Ablyazov fled Kazakhstan to the UK and was granted political asylum in 2011 after the Kazakh government acquired a stake in the bank in 2009. He is accused of stealing pension assets and personal savings of citizens as well as loans received from foreign financial institutions, and is fighting extradition to Russia.
It is unclear how the High Court ruling links to Claremont, but both Claremont Holdings Ltd and Claremont Holdings CV said they will apply to the court as soon as possible to have the order discharged.
Things are looking up for Russian steel producer Evraz.
The metal maker, which is part owned by billionaire Chelsea FC owner Roman Abramovich, has been upgraded from ‘neutral’ to a high-risk ‘buy’ by analysts at Citigroup who believe demand for Russian long steel exports will pick up off the back of rising prices in China.

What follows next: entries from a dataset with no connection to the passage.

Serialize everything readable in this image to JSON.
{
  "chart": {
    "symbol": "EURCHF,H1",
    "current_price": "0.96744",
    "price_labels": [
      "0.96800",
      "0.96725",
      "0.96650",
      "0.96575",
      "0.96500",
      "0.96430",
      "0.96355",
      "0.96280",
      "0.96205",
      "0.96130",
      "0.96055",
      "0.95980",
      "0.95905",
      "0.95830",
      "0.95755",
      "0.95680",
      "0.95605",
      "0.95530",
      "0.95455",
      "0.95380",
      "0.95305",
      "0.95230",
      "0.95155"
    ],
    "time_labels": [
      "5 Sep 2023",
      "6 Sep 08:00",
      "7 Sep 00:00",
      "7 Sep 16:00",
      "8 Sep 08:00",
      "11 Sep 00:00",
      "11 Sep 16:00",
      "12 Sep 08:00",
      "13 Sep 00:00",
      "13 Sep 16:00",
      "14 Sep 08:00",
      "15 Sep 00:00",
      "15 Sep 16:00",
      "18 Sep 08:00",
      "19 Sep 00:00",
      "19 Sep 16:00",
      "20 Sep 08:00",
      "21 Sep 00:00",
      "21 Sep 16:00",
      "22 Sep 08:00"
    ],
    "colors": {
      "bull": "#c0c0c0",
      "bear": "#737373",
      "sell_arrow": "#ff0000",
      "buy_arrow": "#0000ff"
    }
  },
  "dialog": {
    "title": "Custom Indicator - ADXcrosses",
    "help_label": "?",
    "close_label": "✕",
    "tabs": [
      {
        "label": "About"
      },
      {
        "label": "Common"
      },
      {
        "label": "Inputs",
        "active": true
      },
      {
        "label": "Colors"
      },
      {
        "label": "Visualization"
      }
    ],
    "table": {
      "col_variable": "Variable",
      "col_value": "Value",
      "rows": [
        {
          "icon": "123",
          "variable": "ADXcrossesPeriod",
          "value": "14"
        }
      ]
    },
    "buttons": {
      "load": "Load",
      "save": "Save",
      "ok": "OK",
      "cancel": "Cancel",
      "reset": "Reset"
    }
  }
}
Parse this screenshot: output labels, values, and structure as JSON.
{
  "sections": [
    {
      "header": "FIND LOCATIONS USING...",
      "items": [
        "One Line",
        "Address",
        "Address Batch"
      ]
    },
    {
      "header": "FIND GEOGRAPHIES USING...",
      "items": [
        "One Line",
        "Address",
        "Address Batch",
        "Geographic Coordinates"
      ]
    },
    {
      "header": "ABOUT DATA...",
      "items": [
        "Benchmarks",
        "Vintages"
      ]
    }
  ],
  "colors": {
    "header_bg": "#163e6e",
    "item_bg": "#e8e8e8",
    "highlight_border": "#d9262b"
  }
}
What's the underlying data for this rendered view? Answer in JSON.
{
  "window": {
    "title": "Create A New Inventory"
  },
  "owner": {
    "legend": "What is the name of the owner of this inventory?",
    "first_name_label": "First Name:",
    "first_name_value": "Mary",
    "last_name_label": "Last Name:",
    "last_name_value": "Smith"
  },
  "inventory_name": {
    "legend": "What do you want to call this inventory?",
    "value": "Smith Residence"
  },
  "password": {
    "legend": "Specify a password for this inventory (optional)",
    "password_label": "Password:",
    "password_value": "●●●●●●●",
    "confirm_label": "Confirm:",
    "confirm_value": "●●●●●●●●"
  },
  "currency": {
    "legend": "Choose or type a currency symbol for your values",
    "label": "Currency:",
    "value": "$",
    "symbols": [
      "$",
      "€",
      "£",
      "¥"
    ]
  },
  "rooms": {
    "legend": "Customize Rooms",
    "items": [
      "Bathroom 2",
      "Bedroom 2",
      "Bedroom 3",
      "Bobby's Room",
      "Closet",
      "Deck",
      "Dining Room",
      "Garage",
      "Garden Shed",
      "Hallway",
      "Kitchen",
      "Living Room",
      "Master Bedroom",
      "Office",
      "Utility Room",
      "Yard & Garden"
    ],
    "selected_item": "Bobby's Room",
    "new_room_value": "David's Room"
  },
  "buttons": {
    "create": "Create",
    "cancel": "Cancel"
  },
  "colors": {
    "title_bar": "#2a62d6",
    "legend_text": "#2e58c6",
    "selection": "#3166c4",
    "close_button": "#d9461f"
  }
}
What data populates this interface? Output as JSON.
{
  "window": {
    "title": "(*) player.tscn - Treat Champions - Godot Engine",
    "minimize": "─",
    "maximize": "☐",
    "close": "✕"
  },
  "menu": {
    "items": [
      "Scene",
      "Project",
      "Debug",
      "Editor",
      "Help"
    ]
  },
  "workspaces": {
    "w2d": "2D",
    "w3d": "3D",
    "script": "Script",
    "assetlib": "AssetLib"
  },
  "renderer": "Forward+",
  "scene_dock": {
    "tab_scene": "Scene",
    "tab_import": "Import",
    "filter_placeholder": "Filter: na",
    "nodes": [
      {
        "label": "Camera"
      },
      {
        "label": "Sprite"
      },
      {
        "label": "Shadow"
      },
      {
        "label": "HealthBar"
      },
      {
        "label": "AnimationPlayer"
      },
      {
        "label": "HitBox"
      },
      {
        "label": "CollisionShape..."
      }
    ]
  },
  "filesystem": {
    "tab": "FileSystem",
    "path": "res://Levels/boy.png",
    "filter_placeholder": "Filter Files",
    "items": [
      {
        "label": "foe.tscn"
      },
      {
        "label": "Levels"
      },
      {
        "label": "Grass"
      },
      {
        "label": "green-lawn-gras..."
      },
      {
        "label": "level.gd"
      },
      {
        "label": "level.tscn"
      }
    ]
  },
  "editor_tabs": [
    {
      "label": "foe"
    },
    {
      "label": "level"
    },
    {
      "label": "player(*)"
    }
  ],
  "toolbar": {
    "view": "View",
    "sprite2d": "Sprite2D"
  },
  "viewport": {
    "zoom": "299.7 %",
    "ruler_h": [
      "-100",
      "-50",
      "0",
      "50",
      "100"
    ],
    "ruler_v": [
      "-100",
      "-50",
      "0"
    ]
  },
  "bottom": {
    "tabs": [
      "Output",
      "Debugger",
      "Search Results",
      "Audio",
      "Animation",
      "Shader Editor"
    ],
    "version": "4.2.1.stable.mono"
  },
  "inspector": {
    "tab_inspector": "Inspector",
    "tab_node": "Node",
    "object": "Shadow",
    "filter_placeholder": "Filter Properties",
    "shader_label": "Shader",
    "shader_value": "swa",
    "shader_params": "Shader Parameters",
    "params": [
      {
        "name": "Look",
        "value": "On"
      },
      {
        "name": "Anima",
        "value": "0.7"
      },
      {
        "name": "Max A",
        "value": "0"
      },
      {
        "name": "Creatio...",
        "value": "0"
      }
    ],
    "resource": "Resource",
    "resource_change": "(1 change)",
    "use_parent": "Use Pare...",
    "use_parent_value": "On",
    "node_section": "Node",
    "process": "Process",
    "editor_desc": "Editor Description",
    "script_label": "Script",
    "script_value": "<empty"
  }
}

As Evraz is operating under capacity, it is expected to enjoy a sizeable volume rise of 0.5m tons in 2017 as global markets tighten in reaction to China, while its coking coal arm should get a boost as Russian prices catch up with the rest of the world. Shares leapt 6pc, or 13.1p, to 231.5p.
Chemical company Elementis edged up slightly after it revealed it has sold its struggling US colourants business. The firm said it decided to sell the division – to US firm Chromaflo for an undisclosed sum – and close its production facility in New Jersey after reviewing its product portfolio. Shares were up 0.6pc, or 1.8p, to 290.1p.
Brick maker Michelmersh soared after posting steady fullyear results and doubling its dividend. Shares in the firm rose 6.6pc, or 3.75p, to 61p.